Some members of the Wet’suwet’en Nation argue Coastal GasLink never received consent from hereditary chiefs, who say they hold title over the lands and served eviction notices to construction workers over the weekend.
The company did get approval from the First Nation’s 20 elected band councils for the $6.6-billion project, which is set to feed liquefied natural gas (LNG) from northeastern B.C. to the planned LNG Canada export facility in Kitimat 670 kilometres away.
The pipeline is part of the $40-billion LNG Canada project that will export Canadian natural gas to Asian markets. The agreement with the company includes financial compensation for the elected councils.
Gary Naziel, a former Wet’suwet’en elected councillor, told Global News he’s hopeful the rift can be healed between the elected and hereditary leaders of the First Nation.
“I’d like to see a reunification in our nation,” he said. “I’m sure it will come together and we’ll all be reunited again. That’s my hope and dreams.”
The hereditary chiefs have declined a meeting with Coastal GasLink representatives after the company sent a letter Tuesday requesting to sit down and discuss the issues standing in the way of an agreement.
Opponents are instead asking to meet directly with B.C. Premier John Horgan and Prime Minister Justin Trudeau to try and convince them to reconsider provincial and federal government support for the project.
“This is land,” said Chief Na’Moks, who also goes by John Ridsdale and is the highest-ranking hereditary chief of Tsayu, one of the five clans that make up the First Nation.
“It’s our duty to look after it, our duty to make sure Mother Earth is taken care of properly by the proper people.”
Members of the Gidimt’en, one of five Wet’suwet’en clans, and supporters reoccupied the area along a logging road in April near the site where the injunction was enforced last year.
On Tuesday, Coastal GasLink shared photos of more than 100 trees that were felled along the logging road, which were discovered shortly after the chiefs issued their eviction order.
Chief Na’Moks told reporters at a news conference that same day that the Wet’suwet’en felled the trees to protect their own safety.
RCMP have not yet said if they plan to enforce the injunction, but said in a statement Wednesday it is concerned about the felled trees and has been in contact with the hereditary chiefs.
“While the RCMP respects the rights of individuals to peaceful, lawful and safe protest, within the terms set by the BC Supreme Court in the injunction, our primary concerns are public and police officer safety,” Cpl. Madonna Saunderson said in the statement.

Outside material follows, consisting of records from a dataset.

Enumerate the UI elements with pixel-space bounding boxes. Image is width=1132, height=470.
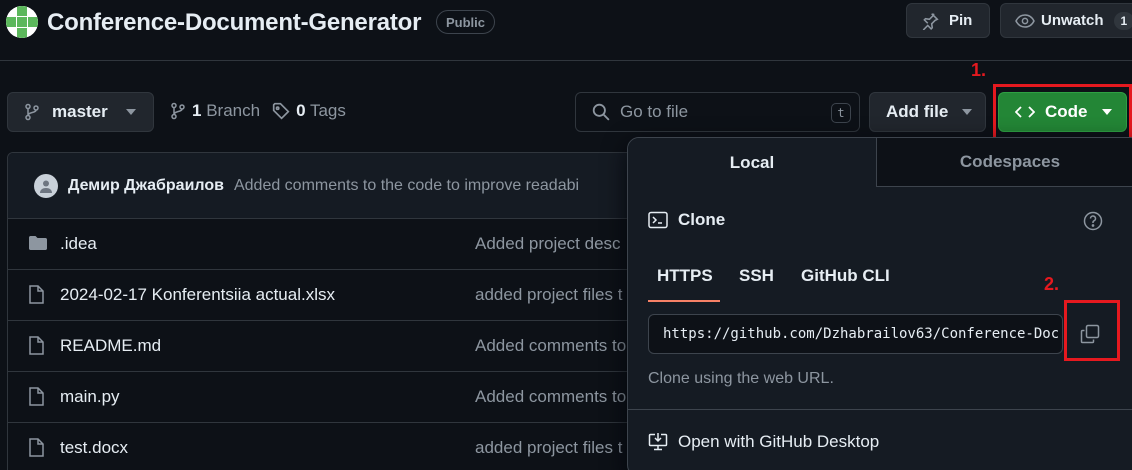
table-row[interactable]: 2024-02-17 Konferentsiia actual.xlsx add…: [8, 270, 706, 321]
commit-message[interactable]: Added comments to the code to improve re…: [234, 177, 579, 195]
header-divider: [0, 60, 1132, 61]
branches-link[interactable]: 1 Branch: [192, 101, 260, 121]
branch-word: Branch: [206, 101, 261, 120]
unwatch-label: Unwatch: [1041, 12, 1104, 29]
pin-icon: [921, 12, 939, 30]
branch-tag-info: 1 Branch 0 Tags: [170, 101, 346, 121]
keyboard-shortcut: t: [831, 103, 851, 123]
file-name[interactable]: README.md: [60, 336, 161, 356]
git-branch-icon: [170, 102, 186, 120]
pin-button[interactable]: Pin: [906, 3, 990, 38]
tab-https[interactable]: HTTPS: [657, 266, 713, 286]
add-file-button[interactable]: Add file: [869, 92, 986, 132]
visibility-badge: Public: [436, 10, 496, 34]
file-commit-message[interactable]: added project files t: [475, 438, 622, 458]
tags-link[interactable]: 0 Tags: [296, 101, 346, 121]
clone-title: Clone: [678, 210, 726, 229]
chevron-down-icon: [962, 109, 973, 115]
file-icon: [28, 285, 44, 305]
terminal-icon: [648, 211, 668, 229]
annotation-marker-2: 2.: [1044, 274, 1060, 294]
add-file-label: Add file: [886, 102, 949, 121]
branch-count: 1: [192, 101, 202, 120]
table-row[interactable]: test.docx added project files t: [8, 423, 706, 470]
go-to-file-input[interactable]: Go to file t: [575, 92, 860, 132]
question-icon[interactable]: [1083, 211, 1103, 231]
clone-hint: Clone using the web URL.: [648, 370, 834, 387]
active-tab-underline: [648, 300, 720, 302]
tag-count: 0: [296, 101, 306, 120]
code-dropdown-panel: Local Codespaces Clone HTTPS SSH GitHub …: [627, 137, 1132, 470]
git-branch-icon: [24, 103, 40, 121]
file-name[interactable]: .idea: [60, 234, 97, 254]
annotation-box-copy: [1064, 300, 1120, 361]
file-icon: [28, 336, 44, 356]
file-commit-message[interactable]: Added comments to: [475, 387, 626, 407]
commit-author[interactable]: Демир Джабраилов: [68, 177, 224, 195]
branch-name: master: [52, 102, 108, 121]
chevron-down-icon: [125, 109, 136, 115]
avatar[interactable]: [34, 173, 58, 198]
file-icon: [28, 438, 44, 458]
go-to-file-placeholder: Go to file: [620, 102, 689, 121]
clone-header: Clone: [648, 210, 725, 230]
file-name[interactable]: main.py: [60, 387, 120, 407]
file-commit-message[interactable]: Added comments to: [475, 336, 626, 356]
latest-commit-row: Демир Джабраилов Added comments to the c…: [8, 153, 706, 219]
table-row[interactable]: README.md Added comments to: [8, 321, 706, 372]
file-name[interactable]: test.docx: [60, 438, 128, 458]
search-icon: [592, 103, 610, 121]
branch-selector[interactable]: master: [7, 92, 154, 132]
tab-github-cli[interactable]: GitHub CLI: [801, 266, 890, 286]
tag-icon: [272, 102, 290, 120]
annotation-box-code: [993, 84, 1132, 144]
panel-divider: [628, 409, 1132, 410]
tab-codespaces[interactable]: Codespaces: [877, 138, 1132, 187]
file-icon: [28, 387, 44, 407]
clone-url-field[interactable]: https://github.com/Dzhabrailov63/Confere…: [648, 314, 1063, 354]
tab-local[interactable]: Local: [628, 138, 877, 187]
table-row[interactable]: main.py Added comments to: [8, 372, 706, 423]
table-row[interactable]: .idea Added project desc: [8, 219, 706, 270]
watch-count: 1: [1113, 11, 1132, 30]
repo-name[interactable]: Conference-Document-Generator: [47, 9, 421, 37]
folder-icon: [28, 234, 48, 252]
file-name[interactable]: 2024-02-17 Konferentsiia actual.xlsx: [60, 285, 335, 305]
tab-ssh[interactable]: SSH: [739, 266, 774, 286]
annotation-marker-1: 1.: [971, 60, 987, 80]
open-desktop-label: Open with GitHub Desktop: [678, 432, 880, 451]
open-github-desktop[interactable]: Open with GitHub Desktop: [648, 432, 879, 452]
file-table: Демир Джабраилов Added comments to the c…: [7, 152, 707, 470]
file-commit-message[interactable]: added project files t: [475, 285, 622, 305]
repo-owner-avatar[interactable]: [6, 6, 38, 38]
desktop-download-icon: [648, 432, 668, 452]
file-commit-message[interactable]: Added project desc: [475, 234, 621, 254]
pin-label: Pin: [949, 12, 973, 29]
eye-icon: [1015, 12, 1035, 30]
unwatch-button[interactable]: Unwatch 1: [1000, 3, 1132, 38]
tag-word: Tags: [309, 101, 346, 120]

“We will take steps to ensure that those who unlawfully interfere with or threaten the safety of any person or property may be held accountable in accordance with the laws of Canada. This applies to demonstrators, industry employees and contractors, as well as the general public.”
The police force has come under fire for the way it enforced the previous court order after a December report in the U.K. newspaper The Guardian, which suggested RCMP discussed deploying snipers and putting children into social services.
After Public Safety Minister Bill Blair voiced his concerns about the report, the RCMP said the force has started a review of all documents relating to its enforcement of the injunction and has not found any that reflect the statements in the newspaper article.
Lawyer Michael Lee Ross, who represents the Wet’suwet’en members named in the injunction, told the Canadian Press his clients are discussing a possible appeal of the new court order.
“A challenge of an order is normally a challenge of the legal basis on which the order is grounded. So that is one of the avenues that is still open to them,” he said Wednesday.